Di tahun ajaran baru ini, di mana-mana banyak siswa kita ternyata kesulitan melakukan pembelajaran jarak jauh (PJJ), karena keterbatasan ekonomi, infrastruktur listrik dan telekomunikasi, serta sumber daya lainnya.
"Masalah ini menurut saya jauh lebih mendesak untuk dipecahkan Kemendikbud ketimbang program POP," ucap Fadli.
"Anggaran yang sangat besar itu sebaiknya digunakan untuk membantu siswa, guru, serta penyediaan infrastruktur, termasuk di daerah 3T (tertinggal, terdepan, terluar), agar kegiatan PJJ berjalan lancar dan semua siswa mendapatkan hak dalam menerima pembelajaran," lanjutnya.
Ketiga, proses seleksi bermasalah. Sejak awal, menurutnya, seleksi yang dilakukan Kemendikbud terbukti bermasalah.
"Saya membaca, awalnya ada organisasi besar sebenarnya tak ikut seleksi, tapi diminta untuk ikut oleh kementerian dua hari sebelum penutupan. Ini kan aneh dan sangat tidak profesional. Lalu, dalam proses seleksi administrasi, mereka sebenarnya juga tak lolos, tapi terus diminta ikut dan melengkapi persyaratan oleh panitia.
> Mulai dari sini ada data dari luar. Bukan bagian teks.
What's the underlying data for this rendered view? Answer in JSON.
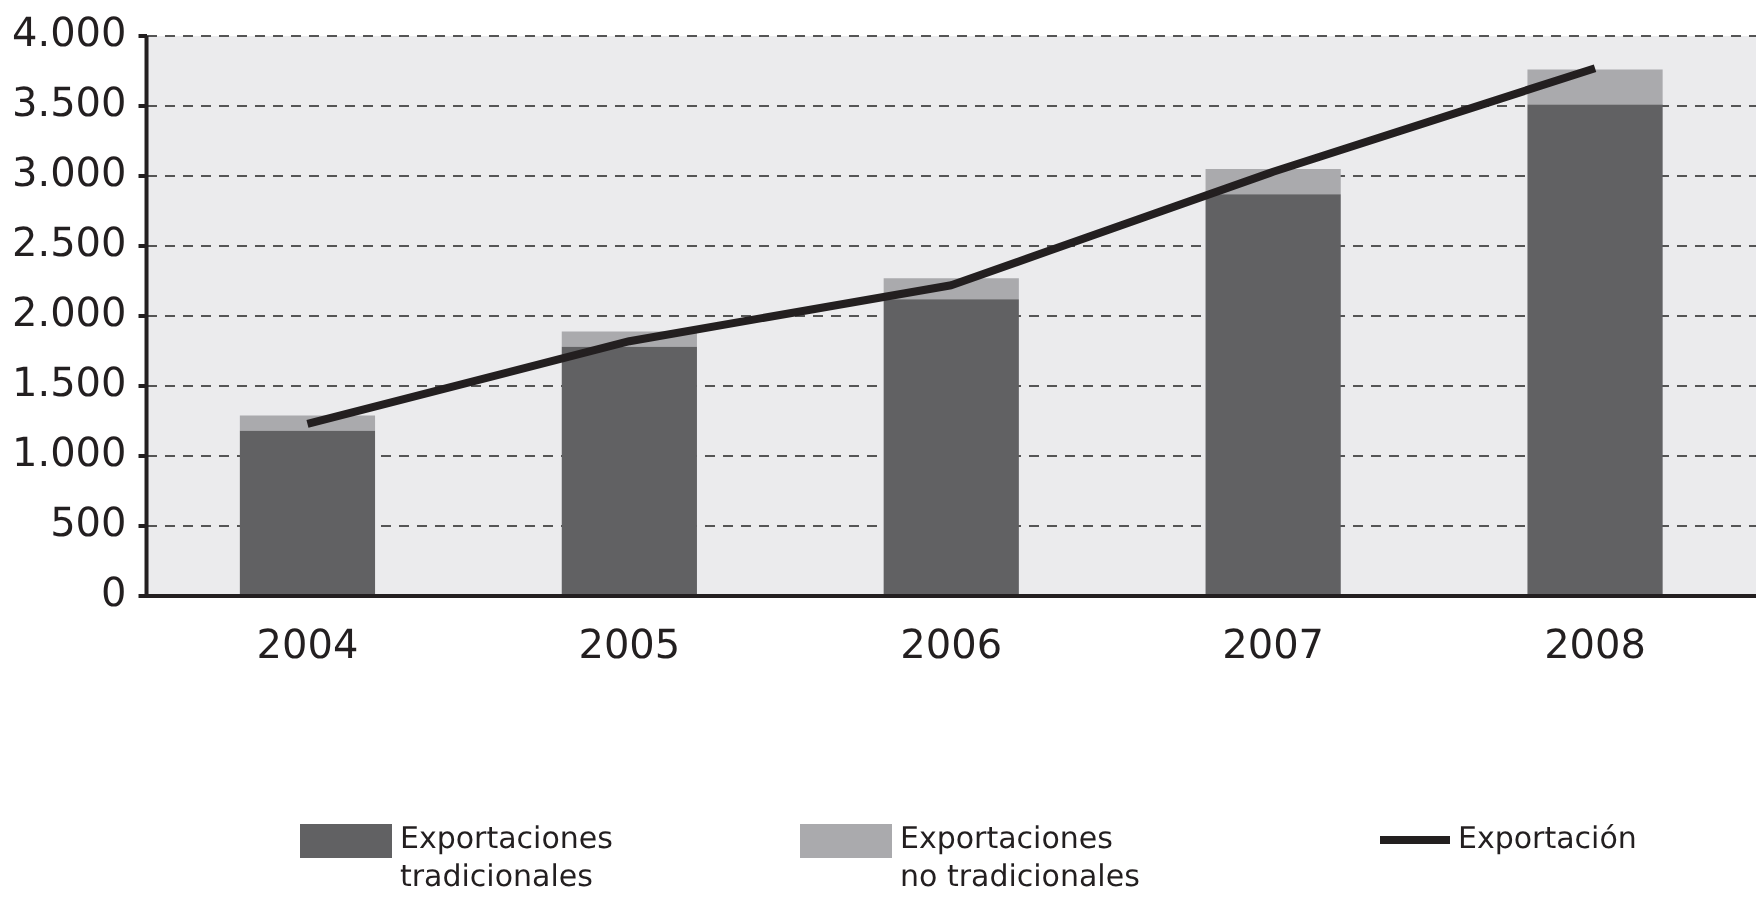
{
  "chart_data": {
    "type": "bar",
    "stacked": true,
    "categories": [
      "2004",
      "2005",
      "2006",
      "2007",
      "2008"
    ],
    "series": [
      {
        "name": "Exportaciones tradicionales",
        "color": "#616163",
        "values": [
          1180,
          1780,
          2120,
          2870,
          3510
        ]
      },
      {
        "name": "Exportaciones no tradicionales",
        "color": "#aaaaad",
        "values": [
          110,
          110,
          150,
          180,
          250
        ]
      },
      {
        "name": "Exportación",
        "type": "line",
        "color": "#231f20",
        "values": [
          1230,
          1820,
          2220,
          3030,
          3770
        ]
      }
    ],
    "ylim": [
      0,
      4000
    ],
    "yticks": [
      0,
      500,
      {
        "value": 1000,
        "label": "1.000"
      },
      {
        "value": 1500,
        "label": "1.500"
      },
      {
        "value": 2000,
        "label": "2.000"
      },
      {
        "value": 2500,
        "label": "2.500"
      },
      {
        "value": 3000,
        "label": "3.000"
      },
      {
        "value": 3500,
        "label": "3.500"
      },
      {
        "value": 4000,
        "label": "4.000"
      }
    ],
    "grid": "y",
    "marker": "none",
    "legend": "bottom"
  }
}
Ada kesan organisasi massa besar diajak hanya untuk melegitimasi semata program ini," ujarnya.
Keempat, kementerian mengabaikan rekam jejak organisasi yang terlibat dalam program ini.
Menurut Fadli, basisnya hanya seleksi proposal melalui ‘blind review’, tanpa mengevaluasi latar belakang dan kompetensi organisasi pengusul.